I’ve noticed a lot of malicious emails coming through to one of my addresses lately – interestingly enough not at Gmail, which may even filter these things out before they are even sent to Spam – but to one of my private email addresses. Here are two examples:
Dear info,Many thanks for your card payment. Please find payment confirmation attached below. Should you have any queries, please do not hesitate to contact Credit Control Team.
Best regards
Dena CarpenterDirector Audit ServicesAttachment: 851E2_info_43A8AE.rar
Dear info,Please check the bill in attachment.In order to avoid fine you have to pay in 48 hours.Best regardsAntonia SniderExecutive Director Sales Account Management Training Performance SupportAttachment: info_e-bill_669770.zip
DO NOT DO THIS.
Payload: Downloads malware or unwanted software
This threat can download other malware and unwanted software onto your PC. We have seen it download the following threats:
- PWS:Win32/Fareit
- Ransom:Win32/Crowti.A
Connects to a remote host
We have seen this threat connect to a remote host, including:
- davis1.ru using port 80
Malware can connect to a remote host to do any of the following:
- Check for an Internet connection
- Download and run files (including updates or other malware)
- Report a new infection to its author
- Receive configuration or other data
- Receive instructions from a malicious hacker
- Search for your PC location
- Upload information taken from your PC
- Validate a digital certificate
We have seen this threat access online content, including:
- two.jpg
- one.jpg
Another similar threat is 097M/Donoff.

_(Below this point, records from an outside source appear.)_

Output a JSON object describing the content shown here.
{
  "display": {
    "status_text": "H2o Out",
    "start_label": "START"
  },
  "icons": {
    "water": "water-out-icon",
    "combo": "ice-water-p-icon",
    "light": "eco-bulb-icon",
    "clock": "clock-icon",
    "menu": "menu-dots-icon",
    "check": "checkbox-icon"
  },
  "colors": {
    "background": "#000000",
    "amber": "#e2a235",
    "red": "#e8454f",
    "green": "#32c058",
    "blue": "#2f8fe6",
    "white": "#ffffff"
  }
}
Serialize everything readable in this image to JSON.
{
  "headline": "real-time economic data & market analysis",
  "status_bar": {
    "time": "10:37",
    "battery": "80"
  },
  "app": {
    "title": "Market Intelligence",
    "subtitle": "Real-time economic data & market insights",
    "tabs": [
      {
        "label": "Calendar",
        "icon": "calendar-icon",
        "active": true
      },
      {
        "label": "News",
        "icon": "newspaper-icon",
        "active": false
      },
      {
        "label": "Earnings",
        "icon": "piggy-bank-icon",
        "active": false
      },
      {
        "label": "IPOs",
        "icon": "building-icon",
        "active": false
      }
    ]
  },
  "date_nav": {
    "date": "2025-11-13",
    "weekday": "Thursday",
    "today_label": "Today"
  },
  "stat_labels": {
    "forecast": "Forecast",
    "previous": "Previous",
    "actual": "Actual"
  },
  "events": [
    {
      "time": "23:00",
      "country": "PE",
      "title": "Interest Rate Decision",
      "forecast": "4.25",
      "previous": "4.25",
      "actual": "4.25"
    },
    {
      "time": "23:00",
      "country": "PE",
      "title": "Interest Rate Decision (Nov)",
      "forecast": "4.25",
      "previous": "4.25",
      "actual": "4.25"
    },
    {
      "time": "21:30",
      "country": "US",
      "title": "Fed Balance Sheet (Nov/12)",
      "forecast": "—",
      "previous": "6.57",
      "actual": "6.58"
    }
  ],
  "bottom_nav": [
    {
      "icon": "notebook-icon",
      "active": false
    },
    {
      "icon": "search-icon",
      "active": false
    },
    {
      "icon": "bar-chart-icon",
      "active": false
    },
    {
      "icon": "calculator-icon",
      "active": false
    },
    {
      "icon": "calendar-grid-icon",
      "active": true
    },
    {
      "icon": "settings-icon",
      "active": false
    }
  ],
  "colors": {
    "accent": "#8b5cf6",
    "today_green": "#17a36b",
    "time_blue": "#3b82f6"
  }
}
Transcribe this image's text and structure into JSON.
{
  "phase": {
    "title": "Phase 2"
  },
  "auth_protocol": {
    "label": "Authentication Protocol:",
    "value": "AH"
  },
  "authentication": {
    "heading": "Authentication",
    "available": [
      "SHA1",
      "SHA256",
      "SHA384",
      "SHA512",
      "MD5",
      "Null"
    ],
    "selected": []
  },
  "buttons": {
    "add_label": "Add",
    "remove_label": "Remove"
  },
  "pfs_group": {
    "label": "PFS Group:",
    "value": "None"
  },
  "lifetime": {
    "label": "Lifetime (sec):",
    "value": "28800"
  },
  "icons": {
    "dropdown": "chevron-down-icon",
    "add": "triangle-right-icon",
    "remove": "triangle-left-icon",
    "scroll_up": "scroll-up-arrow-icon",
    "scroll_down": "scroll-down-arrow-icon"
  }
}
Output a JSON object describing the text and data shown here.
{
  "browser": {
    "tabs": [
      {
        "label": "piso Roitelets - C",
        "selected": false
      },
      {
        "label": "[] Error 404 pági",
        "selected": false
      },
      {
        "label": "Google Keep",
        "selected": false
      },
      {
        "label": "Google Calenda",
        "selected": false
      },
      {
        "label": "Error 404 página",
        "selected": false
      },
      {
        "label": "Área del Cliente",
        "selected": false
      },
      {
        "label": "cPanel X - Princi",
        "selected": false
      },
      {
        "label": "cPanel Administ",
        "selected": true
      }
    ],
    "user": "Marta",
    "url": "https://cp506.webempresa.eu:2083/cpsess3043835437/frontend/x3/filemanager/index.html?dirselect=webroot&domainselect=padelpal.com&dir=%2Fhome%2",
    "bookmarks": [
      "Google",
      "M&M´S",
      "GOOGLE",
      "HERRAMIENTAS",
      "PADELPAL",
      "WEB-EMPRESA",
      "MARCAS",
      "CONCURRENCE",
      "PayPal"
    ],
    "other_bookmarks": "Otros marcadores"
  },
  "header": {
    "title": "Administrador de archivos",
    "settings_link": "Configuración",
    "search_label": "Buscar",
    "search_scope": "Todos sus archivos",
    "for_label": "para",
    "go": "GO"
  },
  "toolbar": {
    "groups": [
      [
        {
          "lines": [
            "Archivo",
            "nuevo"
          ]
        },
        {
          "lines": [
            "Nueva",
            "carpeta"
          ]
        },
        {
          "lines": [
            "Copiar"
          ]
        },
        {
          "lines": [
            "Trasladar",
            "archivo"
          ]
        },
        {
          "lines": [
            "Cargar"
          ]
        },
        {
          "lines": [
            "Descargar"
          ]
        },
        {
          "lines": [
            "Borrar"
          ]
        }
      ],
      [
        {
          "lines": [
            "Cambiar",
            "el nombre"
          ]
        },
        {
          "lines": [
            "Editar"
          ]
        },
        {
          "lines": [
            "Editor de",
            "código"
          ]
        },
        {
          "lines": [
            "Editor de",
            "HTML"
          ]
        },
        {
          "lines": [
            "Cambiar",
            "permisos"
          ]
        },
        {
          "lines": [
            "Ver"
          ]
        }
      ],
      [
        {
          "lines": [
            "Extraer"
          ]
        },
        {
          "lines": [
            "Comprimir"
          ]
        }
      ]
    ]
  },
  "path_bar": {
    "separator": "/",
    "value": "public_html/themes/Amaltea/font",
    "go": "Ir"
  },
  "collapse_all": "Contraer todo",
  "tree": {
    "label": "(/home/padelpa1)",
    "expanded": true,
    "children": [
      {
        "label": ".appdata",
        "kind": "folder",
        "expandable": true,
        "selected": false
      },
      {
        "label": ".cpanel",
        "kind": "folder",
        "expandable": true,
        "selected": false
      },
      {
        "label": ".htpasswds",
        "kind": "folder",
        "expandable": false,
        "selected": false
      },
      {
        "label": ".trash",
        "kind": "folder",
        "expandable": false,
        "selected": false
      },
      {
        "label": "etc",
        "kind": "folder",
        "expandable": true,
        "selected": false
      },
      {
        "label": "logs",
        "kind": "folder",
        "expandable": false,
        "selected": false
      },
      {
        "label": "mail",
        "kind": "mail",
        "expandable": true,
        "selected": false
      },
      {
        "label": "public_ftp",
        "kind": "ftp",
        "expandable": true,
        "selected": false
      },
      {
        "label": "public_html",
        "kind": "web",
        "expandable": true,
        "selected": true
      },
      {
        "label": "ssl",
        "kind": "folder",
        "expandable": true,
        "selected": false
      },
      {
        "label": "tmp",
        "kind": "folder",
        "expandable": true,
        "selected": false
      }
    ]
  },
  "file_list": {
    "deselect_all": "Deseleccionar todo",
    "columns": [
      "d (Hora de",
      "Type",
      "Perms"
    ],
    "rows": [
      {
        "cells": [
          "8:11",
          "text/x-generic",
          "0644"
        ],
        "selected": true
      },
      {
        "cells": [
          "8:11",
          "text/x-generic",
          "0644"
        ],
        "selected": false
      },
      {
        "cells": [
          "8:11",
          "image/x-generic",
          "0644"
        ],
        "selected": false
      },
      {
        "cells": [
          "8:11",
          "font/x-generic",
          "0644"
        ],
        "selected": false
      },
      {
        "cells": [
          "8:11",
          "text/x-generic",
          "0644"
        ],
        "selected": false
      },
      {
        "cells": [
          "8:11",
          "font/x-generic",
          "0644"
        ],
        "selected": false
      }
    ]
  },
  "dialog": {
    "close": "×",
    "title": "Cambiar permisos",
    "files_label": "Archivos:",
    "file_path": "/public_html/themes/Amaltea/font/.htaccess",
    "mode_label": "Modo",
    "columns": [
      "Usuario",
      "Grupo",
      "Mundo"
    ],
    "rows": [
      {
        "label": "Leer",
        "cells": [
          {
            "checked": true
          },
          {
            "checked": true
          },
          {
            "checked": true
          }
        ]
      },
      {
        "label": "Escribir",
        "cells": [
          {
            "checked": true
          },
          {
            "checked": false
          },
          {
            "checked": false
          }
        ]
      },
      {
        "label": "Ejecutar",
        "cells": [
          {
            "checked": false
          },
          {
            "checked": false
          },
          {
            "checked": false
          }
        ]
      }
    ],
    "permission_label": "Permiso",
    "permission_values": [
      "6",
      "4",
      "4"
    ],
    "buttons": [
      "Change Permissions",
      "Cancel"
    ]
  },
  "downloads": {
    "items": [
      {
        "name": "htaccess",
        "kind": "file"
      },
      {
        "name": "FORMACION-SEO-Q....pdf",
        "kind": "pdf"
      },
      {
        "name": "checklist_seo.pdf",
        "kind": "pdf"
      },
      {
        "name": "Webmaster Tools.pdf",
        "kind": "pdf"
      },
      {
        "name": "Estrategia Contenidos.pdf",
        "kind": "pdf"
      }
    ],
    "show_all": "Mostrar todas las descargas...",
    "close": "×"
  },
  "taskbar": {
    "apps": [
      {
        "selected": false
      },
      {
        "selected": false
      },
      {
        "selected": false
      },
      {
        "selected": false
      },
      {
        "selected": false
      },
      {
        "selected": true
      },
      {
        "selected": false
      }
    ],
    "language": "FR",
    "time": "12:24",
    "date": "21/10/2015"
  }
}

This Microsoft Article shows many types of emails that are being sent out to try to get people to run this malware. One of my emails contained Win32/Penzievs, which is so new that Microsoft has no technical details on it yet.
Working at Carbonite™, we have seen many customers who have been infected by the Cryptolocker virus and similar encryption programs. Almost all of these vicious payloads come as email attachments that are opened by the unwary. While having good anti-virus protection and a rcloud-based backup system that protects multiple versions of your files is good insurance, the best procedure is never to open attachments from unknown sources, no matter how legitimate they look. Especially always avoid “.exe,” “.com,” “.zip,” and “.rar” files.
Be careful out there. Protect yourself and your loved ones.
The Old Wolf has spoken.
Playing in the World Game 
As an I.T. contractor every week I see a collection of emails like this. A wave of new Trojans/viruses are being delivered via emails which look identical to those which you’d think were sent out by famous companies: FedEx, UPS, Docusign, DHL, LogMeIn, mortgage companies, plus the many well-known banks which have online banking.
They try to use name-brand recognition to create a false sense of security for the attachments they include. Trust me, this tactic works really well since the texts in the message seems appropriate enough for the expected company that’s sending the email. What’s that, I have a package? I’d better double-click the tracking document. What’s that, my boss has sent me a signed document that I’m supposed to read? I’d better double-click that. Every week I get to face-palm from the people who do this.
Thank you for the confirmation! Sorry you have to deal with the fallout from this.